As we can see from the “population” column, the sum of population are mostly 5-6 digits which may not be presentable when we plot the graph and show the axis labels. Hence,mutate() of dplyr package is used to create a new column “popinthousands” to convert the sum of population in to population in thousands, as shown below.
popdata_final2 <- popdata_sorted2 %>%
mutate(popinthousands = population/1000)
In order to have male and female populatoins displayed side by side, we will first create two data frames for male and female individually. This is done by the filter function.
For this data visualization, we will use plot_ly to create 2 graphs for both male and female population, the x axis will be the population in thousands we computed earlier, the y aixs is the age groups, we will define planning area as different colors of the bars that can be filtered later on, and setting the years as the frame. Also, a tooltip is created to include the Year, Planning area, Age group, Sex and Population for a clearer view when the use hover to a specific bar. autorange function is used in the plot for male population to reverse the axis so that it can be displayed on the negative scale. Lastly, subplot() is used to put the two plots side by side with shared x and y axes.
p1 <- plot_ly(data = male,
x = ~popinthousands,
y = ~AG,
color = ~PA,
colors = "Set1",
frame = ~Time,
text = ~paste("Year:", Time,
"<br>Planning Area:", PA,
"<br>Age Group:", AG,
"<br>Sex:", Sex,
"<br>Population(thousands):", popinthousands)) %>%
layout(xaxis = list(title = list(text = 'Male', standoff =25), autorange = 'reversed'),
yaxis = list(title = list(text = 'Age Group', standoff =25)))

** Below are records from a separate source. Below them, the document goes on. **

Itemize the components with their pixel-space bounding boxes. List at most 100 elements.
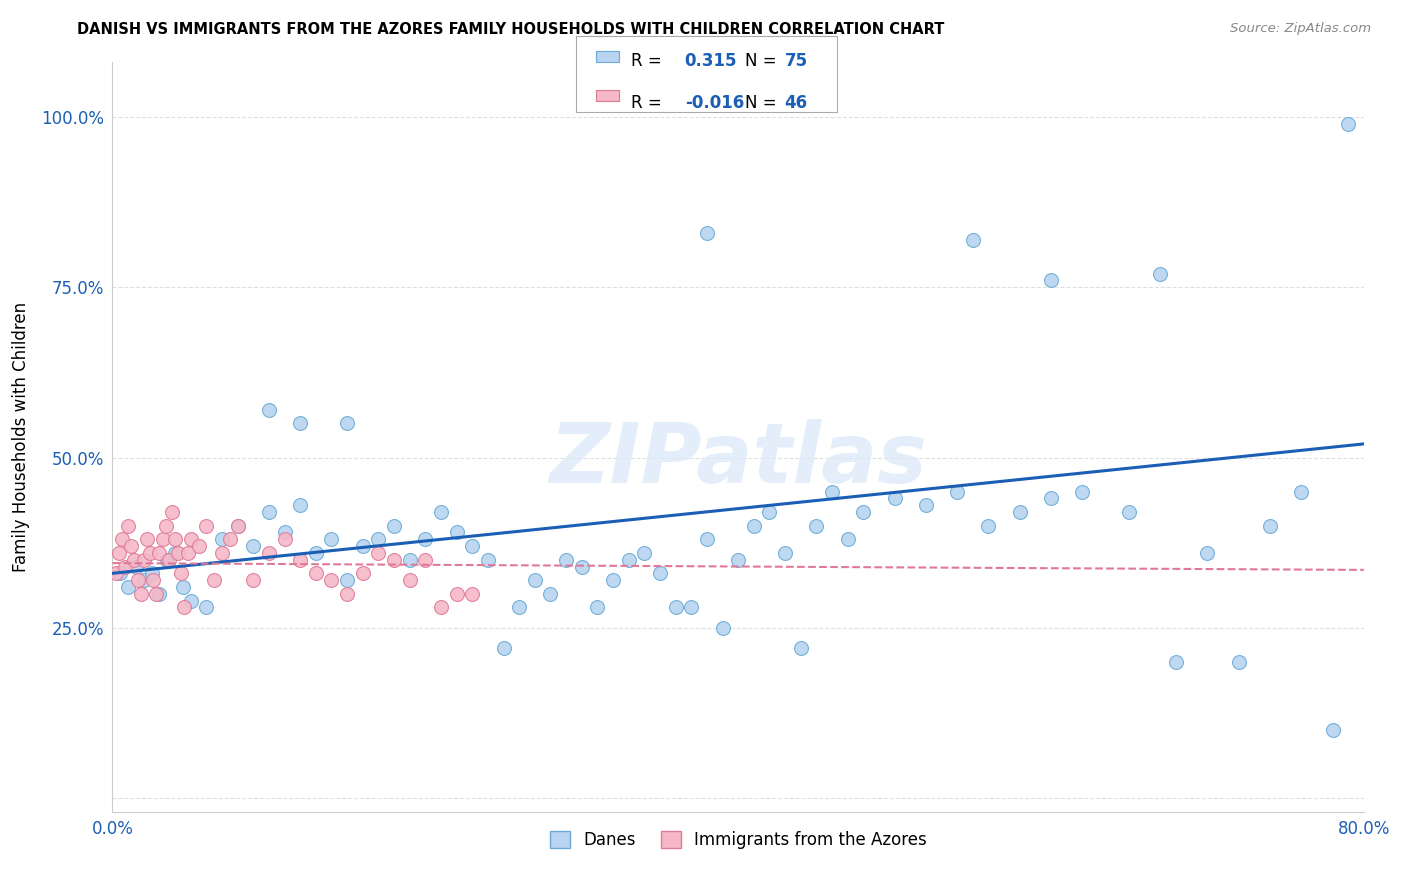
- Point: [257, 402, 280, 417]
- Point: [446, 525, 468, 540]
- Point: [142, 573, 165, 587]
- Point: [290, 552, 312, 566]
- Text: N =: N =: [745, 52, 776, 70]
- Point: [352, 566, 374, 581]
- Legend: Danes, Immigrants from the Azores: Danes, Immigrants from the Azores: [543, 824, 934, 855]
- Text: 0.315: 0.315: [685, 52, 737, 70]
- Point: [336, 587, 359, 601]
- Point: [602, 573, 624, 587]
- Point: [148, 546, 170, 560]
- Point: [727, 552, 749, 566]
- Point: [696, 533, 718, 547]
- Point: [415, 552, 437, 566]
- Point: [211, 546, 233, 560]
- Point: [170, 566, 193, 581]
- Point: [633, 546, 655, 560]
- Point: [129, 587, 152, 601]
- Point: [176, 546, 198, 560]
- Point: [758, 505, 780, 519]
- Point: [1291, 484, 1313, 499]
- Point: [107, 546, 129, 560]
- Point: [398, 552, 420, 566]
- Point: [305, 566, 328, 581]
- Point: [173, 600, 195, 615]
- Y-axis label: Family Households with Children: Family Households with Children: [13, 302, 30, 572]
- Point: [540, 587, 562, 601]
- Point: [195, 600, 218, 615]
- Point: [742, 518, 765, 533]
- Point: [1337, 117, 1360, 131]
- Text: DANISH VS IMMIGRANTS FROM THE AZORES FAMILY HOUSEHOLDS WITH CHILDREN CORRELATION: DANISH VS IMMIGRANTS FROM THE AZORES FAM…: [77, 22, 945, 37]
- Point: [163, 533, 186, 547]
- Point: [110, 566, 132, 581]
- Point: [962, 233, 984, 247]
- Point: [492, 641, 515, 656]
- Point: [135, 533, 157, 547]
- Point: [321, 533, 343, 547]
- Point: [571, 559, 593, 574]
- Point: [382, 518, 405, 533]
- Point: [461, 539, 484, 553]
- Point: [821, 484, 844, 499]
- Point: [167, 546, 190, 560]
- Point: [430, 600, 453, 615]
- Point: [117, 518, 139, 533]
- Point: [242, 573, 264, 587]
- Point: [367, 533, 389, 547]
- Text: N =: N =: [745, 94, 776, 112]
- Point: [837, 533, 859, 547]
- Point: [1322, 723, 1344, 737]
- Point: [806, 518, 828, 533]
- Text: R =: R =: [631, 94, 662, 112]
- Point: [132, 552, 155, 566]
- Point: [226, 518, 249, 533]
- Point: [273, 533, 295, 547]
- Point: [257, 505, 280, 519]
- Point: [172, 580, 194, 594]
- Point: [226, 518, 249, 533]
- Point: [120, 539, 142, 553]
- Text: Source: ZipAtlas.com: Source: ZipAtlas.com: [1230, 22, 1371, 36]
- Point: [145, 587, 167, 601]
- Point: [664, 600, 686, 615]
- Point: [156, 552, 179, 566]
- Point: [155, 518, 177, 533]
- Point: [773, 546, 796, 560]
- Point: [290, 498, 312, 512]
- Point: [141, 566, 163, 581]
- Point: [1118, 505, 1140, 519]
- Point: [257, 546, 280, 560]
- Point: [132, 573, 155, 587]
- Point: [273, 525, 295, 540]
- Point: [1039, 273, 1063, 287]
- Text: R =: R =: [631, 52, 662, 70]
- Text: ZIPatlas: ZIPatlas: [550, 419, 927, 500]
- Point: [352, 539, 374, 553]
- Point: [711, 621, 734, 635]
- Point: [398, 573, 420, 587]
- Point: [211, 533, 233, 547]
- Point: [139, 546, 162, 560]
- Point: [104, 566, 127, 581]
- Point: [124, 552, 146, 566]
- Point: [555, 552, 578, 566]
- Point: [152, 533, 174, 547]
- Point: [696, 226, 718, 240]
- Point: [681, 600, 703, 615]
- Point: [1166, 655, 1188, 669]
- Point: [336, 417, 359, 431]
- Point: [1149, 267, 1171, 281]
- Point: [321, 573, 343, 587]
- Point: [163, 546, 186, 560]
- Point: [946, 484, 969, 499]
- Point: [125, 559, 148, 574]
- Point: [1039, 491, 1063, 506]
- Point: [218, 533, 240, 547]
- Point: [883, 491, 905, 506]
- Point: [202, 573, 225, 587]
- Text: 75: 75: [785, 52, 807, 70]
- Text: -0.016: -0.016: [685, 94, 744, 112]
- Point: [180, 533, 202, 547]
- Point: [160, 505, 183, 519]
- Point: [617, 552, 640, 566]
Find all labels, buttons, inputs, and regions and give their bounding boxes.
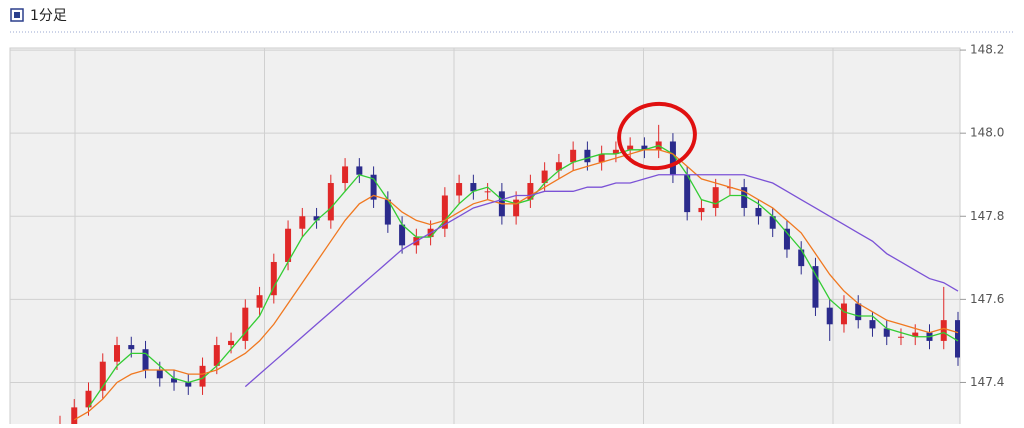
candle-body [555, 162, 562, 171]
candle-body [712, 187, 719, 208]
candle-body [128, 345, 135, 350]
highlight-circle [617, 101, 697, 171]
candle-body [684, 174, 691, 213]
page-title: 1分足 [30, 8, 67, 24]
candle-body [384, 199, 391, 225]
candle-body [883, 328, 890, 337]
y-tick-label: 148.2 [970, 43, 1004, 57]
candle-body [285, 228, 292, 262]
candle-body [584, 149, 591, 163]
candle-body [513, 199, 520, 217]
candle-body [342, 166, 349, 184]
candle-body [570, 149, 577, 163]
candle-body [855, 303, 862, 321]
marks [59, 124, 960, 424]
candle-body [242, 307, 249, 341]
candle-body [627, 145, 634, 150]
candle-body [940, 320, 947, 341]
candle-body [641, 145, 648, 150]
ma-line [244, 174, 959, 388]
candle-body [270, 261, 277, 296]
candle-body [156, 369, 163, 379]
candle-body [826, 307, 833, 325]
ma-line [87, 144, 959, 408]
candle-body [256, 295, 263, 308]
candle-body [527, 183, 534, 200]
candle-body [769, 216, 776, 229]
title-icon-inner [14, 12, 20, 18]
candle-body [612, 149, 619, 154]
candle-body [912, 332, 919, 337]
candle-body [698, 207, 705, 213]
candle-body [470, 183, 477, 192]
candle-body [313, 216, 320, 221]
candle-body [370, 174, 377, 200]
candle-body [299, 216, 306, 229]
ma-line [73, 149, 959, 421]
candle-body [840, 303, 847, 325]
candle-body [484, 191, 491, 193]
candle-body [798, 249, 805, 267]
plot-area [9, 47, 961, 428]
candle-body [955, 320, 960, 358]
candle-body [99, 361, 106, 391]
candle-body [441, 195, 448, 229]
candle-body [598, 153, 605, 163]
y-tick-label: 147.4 [970, 375, 1004, 389]
candle-body [741, 187, 748, 208]
candle-body [755, 207, 762, 217]
y-tick-label: 147.8 [970, 209, 1004, 223]
candle-body [142, 349, 149, 370]
candle-body [399, 224, 406, 246]
candle-body [171, 378, 178, 383]
y-tick-label: 147.6 [970, 292, 1004, 306]
candle-body [356, 166, 363, 175]
grid [10, 48, 960, 424]
candle-body [327, 183, 334, 221]
candle-body [185, 382, 192, 387]
candle-body [228, 340, 235, 346]
candle-body [783, 228, 790, 250]
candle-body [541, 170, 548, 184]
candle-body [669, 141, 676, 175]
candle-body [71, 407, 78, 424]
candle-body [199, 365, 206, 387]
candle-body [869, 320, 876, 329]
y-tick-label: 148.0 [970, 126, 1004, 140]
candle-body [213, 345, 220, 366]
candle-body [114, 345, 121, 362]
candle-body [812, 266, 819, 308]
candle-body [456, 183, 463, 196]
candle-body [85, 390, 92, 408]
candle-body [897, 336, 904, 338]
y-axis: 147.4 147.6 147.8 148.0 148.2 [960, 43, 1004, 389]
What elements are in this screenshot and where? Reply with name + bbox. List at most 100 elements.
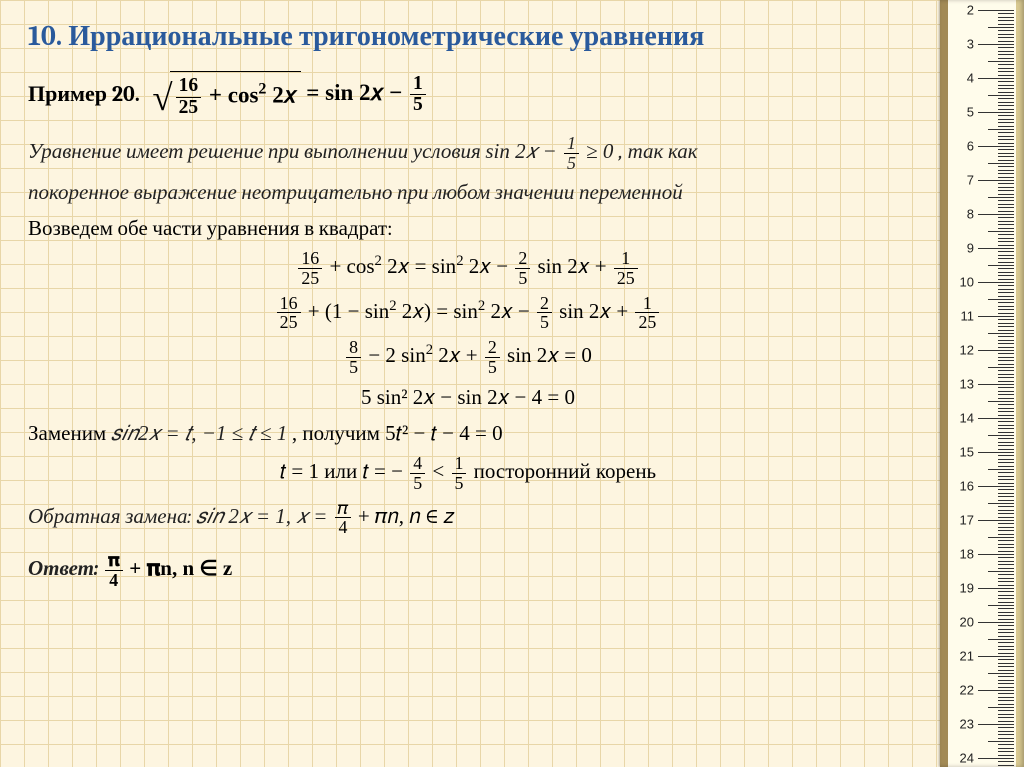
ruler-tick-minor bbox=[998, 551, 1014, 552]
ruler-tick-major bbox=[978, 690, 1014, 691]
ruler-number: 23 bbox=[960, 717, 974, 732]
ruler-number: 8 bbox=[967, 207, 974, 222]
ruler-tick-minor bbox=[998, 578, 1014, 579]
text: 2𝑥 − bbox=[485, 299, 535, 323]
ruler-tick-minor bbox=[998, 241, 1014, 242]
ruler-number: 18 bbox=[960, 547, 974, 562]
frac-num: 8 bbox=[346, 338, 361, 357]
ruler-tick-major bbox=[978, 622, 1014, 623]
ruler-tick-minor bbox=[998, 156, 1014, 157]
ruler-tick-minor bbox=[998, 612, 1014, 613]
ruler-tick-minor bbox=[988, 367, 1014, 368]
ruler-tick-minor bbox=[998, 517, 1014, 518]
ruler-number: 7 bbox=[967, 173, 974, 188]
sup: 2 bbox=[389, 298, 396, 314]
frac-den: 5 bbox=[564, 153, 579, 173]
frac-den: 25 bbox=[298, 268, 322, 288]
ruler-tick-minor bbox=[998, 374, 1014, 375]
text: sin 2𝑥 + bbox=[538, 254, 612, 278]
ruler-tick-minor bbox=[998, 700, 1014, 701]
text: 2𝑥 = sin bbox=[382, 254, 456, 278]
ruler-tick-minor bbox=[998, 649, 1014, 650]
ruler-tick-minor bbox=[998, 173, 1014, 174]
ruler-tick-minor bbox=[998, 765, 1014, 766]
ruler-tick-minor bbox=[998, 472, 1014, 473]
text: Заменим bbox=[28, 422, 111, 446]
ruler-tick-minor bbox=[988, 231, 1014, 232]
ruler-tick-minor bbox=[988, 95, 1014, 96]
text: − 2 sin bbox=[368, 343, 425, 367]
ruler-tick-minor bbox=[988, 61, 1014, 62]
ruler-tick-minor bbox=[998, 449, 1014, 450]
text: sin 2𝑥 − bbox=[485, 139, 556, 163]
ruler-tick-minor bbox=[998, 309, 1014, 310]
ruler-tick-minor bbox=[998, 506, 1014, 507]
ruler-number: 16 bbox=[960, 479, 974, 494]
ruler-tick-minor bbox=[998, 738, 1014, 739]
ruler-tick-minor bbox=[998, 279, 1014, 280]
frac-num: 1 bbox=[614, 249, 638, 268]
ruler-tick-minor bbox=[998, 190, 1014, 191]
ruler-tick-minor bbox=[988, 469, 1014, 470]
condition-line-1: Уравнение имеет решение при выполнении у… bbox=[28, 134, 908, 172]
square-intro: Возведем обе части уравнения в квадрат: bbox=[28, 215, 908, 243]
ruler-tick-minor bbox=[988, 435, 1014, 436]
equation-3: 85 − 2 sin2 2𝑥 + 25 sin 2𝑥 = 0 bbox=[28, 338, 908, 376]
ruler-tick-minor bbox=[998, 258, 1014, 259]
ruler-tick-minor bbox=[998, 170, 1014, 171]
ruler-tick-minor bbox=[998, 530, 1014, 531]
ruler-number: 14 bbox=[960, 411, 974, 426]
ruler-tick-major bbox=[978, 656, 1014, 657]
sup: 2 bbox=[375, 253, 382, 269]
ruler-tick-minor bbox=[998, 527, 1014, 528]
ruler-number: 24 bbox=[960, 751, 974, 766]
text: 𝑠𝑖𝑛 2𝑥 = 1, 𝑥 = bbox=[196, 504, 333, 528]
ruler-tick-minor bbox=[998, 676, 1014, 677]
ruler-tick-minor bbox=[998, 564, 1014, 565]
ruler-tick-major bbox=[978, 10, 1014, 11]
ruler-tick-major bbox=[978, 452, 1014, 453]
radicand: 1625 + cos2 2𝑥 bbox=[170, 71, 301, 118]
ruler-tick-minor bbox=[998, 296, 1014, 297]
ruler-tick-minor bbox=[998, 731, 1014, 732]
frac-num: 2 bbox=[515, 249, 530, 268]
section-title: 10. Иррациональные тригонометрические ур… bbox=[28, 20, 908, 53]
ruler-tick-minor bbox=[998, 166, 1014, 167]
ruler-tick-minor bbox=[998, 285, 1014, 286]
ruler-tick-minor bbox=[998, 561, 1014, 562]
text: 𝑡 = 1 или 𝑡 = − bbox=[280, 459, 408, 483]
text: Уравнение имеет решение при выполнении у… bbox=[28, 140, 485, 164]
ruler-tick-minor bbox=[998, 177, 1014, 178]
ruler-tick-minor bbox=[998, 245, 1014, 246]
ruler-tick-minor bbox=[988, 129, 1014, 130]
ruler-tick-major bbox=[978, 554, 1014, 555]
ruler-tick-minor bbox=[988, 333, 1014, 334]
ruler-tick-minor bbox=[998, 751, 1014, 752]
ruler-tick-minor bbox=[998, 455, 1014, 456]
text: 2𝑥) = sin bbox=[397, 299, 478, 323]
ruler-tick-minor bbox=[998, 377, 1014, 378]
equation-4: 5 sin² 2𝑥 − sin 2𝑥 − 4 = 0 bbox=[28, 383, 908, 411]
ruler-tick-minor bbox=[998, 183, 1014, 184]
ruler-tick-minor bbox=[998, 445, 1014, 446]
ruler-tick-minor bbox=[998, 734, 1014, 735]
ruler-tick-minor bbox=[998, 132, 1014, 133]
ruler-tick-minor bbox=[998, 625, 1014, 626]
ruler-tick-minor bbox=[998, 360, 1014, 361]
ruler-tick-minor bbox=[998, 636, 1014, 637]
ruler-tick-minor bbox=[998, 81, 1014, 82]
ruler-tick-minor bbox=[998, 302, 1014, 303]
frac-den: 5 bbox=[410, 473, 425, 493]
ruler-tick-minor bbox=[998, 442, 1014, 443]
ruler-tick-minor bbox=[998, 105, 1014, 106]
sqrt-expression: √ 1625 + cos2 2𝑥 bbox=[152, 71, 300, 118]
ruler-tick-minor bbox=[998, 41, 1014, 42]
ruler-tick-minor bbox=[998, 13, 1014, 14]
ruler-tick-minor bbox=[998, 591, 1014, 592]
ruler-tick-minor bbox=[998, 326, 1014, 327]
frac-num: 2 bbox=[537, 294, 552, 313]
ruler-number: 5 bbox=[967, 105, 974, 120]
example-label: Пример 20. bbox=[28, 80, 140, 110]
ruler-tick-minor bbox=[998, 615, 1014, 616]
ruler-tick-major bbox=[978, 112, 1014, 113]
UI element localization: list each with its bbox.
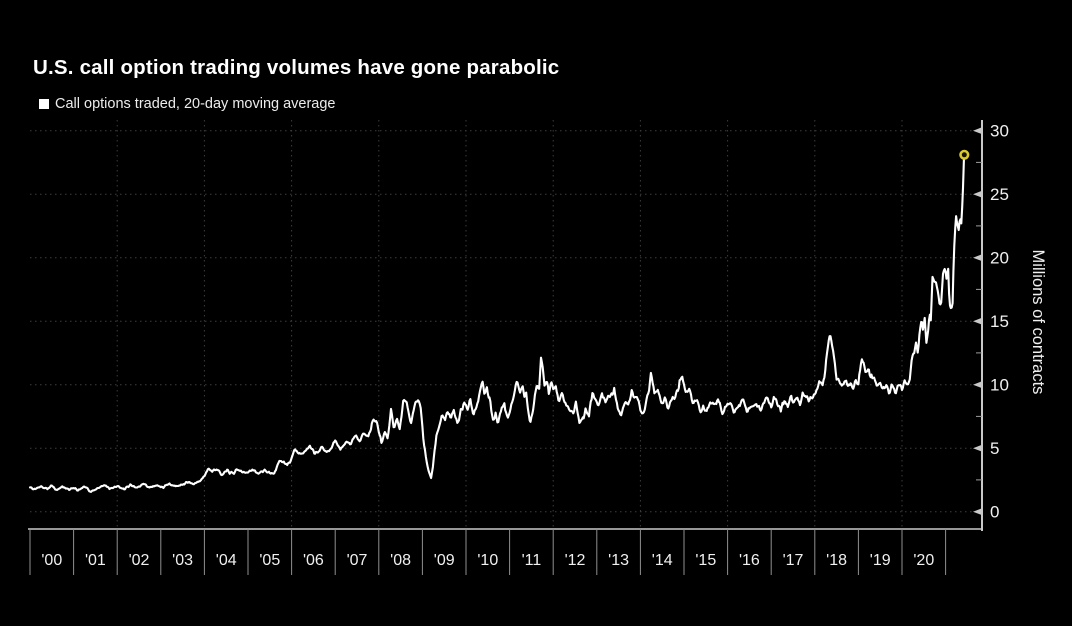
x-tick-label: '03 [172,552,193,569]
series-line [28,153,966,493]
y-tick-label: 15 [990,312,1009,331]
x-tick-label: '09 [434,552,455,569]
x-tick-label: '19 [870,552,891,569]
x-tick-label: '20 [913,552,934,569]
y-tick-label: 30 [990,122,1009,141]
y-major-tick [973,381,982,389]
y-tick-label: 10 [990,376,1009,395]
x-tick-label: '12 [565,552,586,569]
y-major-tick [973,190,982,198]
x-tick-label: '16 [739,552,760,569]
chart-title: U.S. call option trading volumes have go… [33,56,560,79]
x-tick-label: '11 [522,552,542,569]
x-tick-label: '10 [477,552,498,569]
x-tick-label: '05 [259,552,280,569]
x-tick-label: '07 [347,552,368,569]
x-tick-label: '01 [85,552,106,569]
y-tick-label: 25 [990,185,1009,204]
y-major-tick [973,508,982,516]
x-tick-label: '04 [216,552,237,569]
x-tick-label: '13 [608,552,629,569]
y-tick-label: 0 [990,503,999,522]
x-tick-label: '08 [390,552,411,569]
x-tick-label: '18 [826,552,847,569]
y-major-tick [973,127,982,135]
y-major-tick [973,444,982,452]
x-tick-label: '00 [41,552,62,569]
chart-legend: Call options traded, 20-day moving avera… [39,96,336,112]
y-tick-label: 5 [990,439,999,458]
y-axis-title: Millions of contracts [1029,250,1047,395]
y-tick-label: 20 [990,249,1009,268]
y-major-tick [973,317,982,325]
y-major-tick [973,254,982,262]
legend-swatch-icon [39,99,49,109]
x-tick-label: '17 [783,552,804,569]
x-tick-label: '15 [695,552,716,569]
x-tick-label: '02 [129,552,150,569]
last-point-marker [959,149,970,160]
legend-label: Call options traded, 20-day moving avera… [55,96,336,112]
x-tick-label: '14 [652,552,673,569]
x-tick-label: '06 [303,552,324,569]
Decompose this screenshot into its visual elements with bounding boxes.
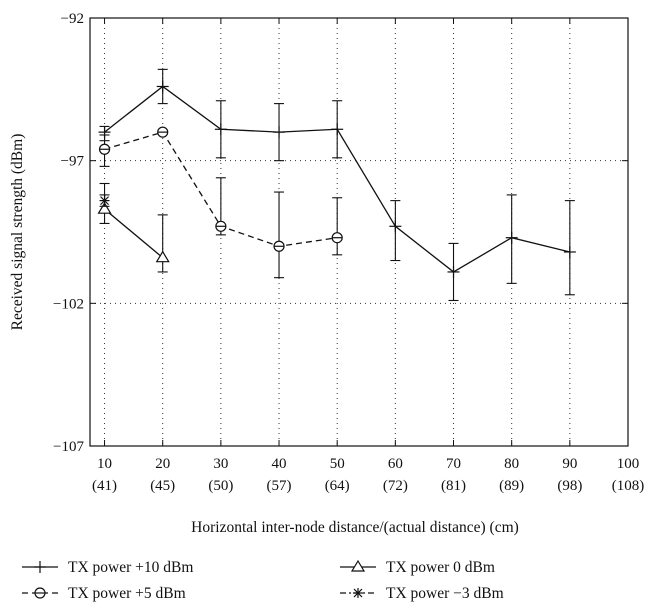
y-tick-label: −102 — [53, 296, 84, 312]
legend-item: TX power +5 dBm — [22, 585, 186, 602]
x-tick-sublabel: (81) — [441, 478, 466, 494]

p2 <- plot_ly(data = female, x = ~popinthousands,
y = ~AG,
color = ~PA,
colors = "Set1",
frame = ~Time,
text = ~paste("Year:", Time,
"<br>Planning Area:", PA,
"<br>Age Group:", AG,
"<br>Sex:", Sex,
"<br>Population(thousands):", popinthousands)) %>%
layout(xaxis = list(title = list(text = 'Female', standoff =25)),
yaxis = list(title = list(text = 'Male', standoff =25)))
subplot (p1,p2, shareX = TRUE, shareY = TRUE)
By looking at the animated age-sex pyramid, we can see that there was a significant shrink in the young (aged under 19) population over the years, while a significant boost in the senior (aged between 50-80) population, which infers a aging population problem in Singapore. From the interactive pyramid, planning areas such as Punggol saw a boost in the population especially in the young-middle age band.
Interactive data visualization provides users a customized way of exploring the data and the charts, this also enhances the understanding of the message behind the data available for the user. It allows users to freely navigate through the visualization and gain in-depth information from the plots.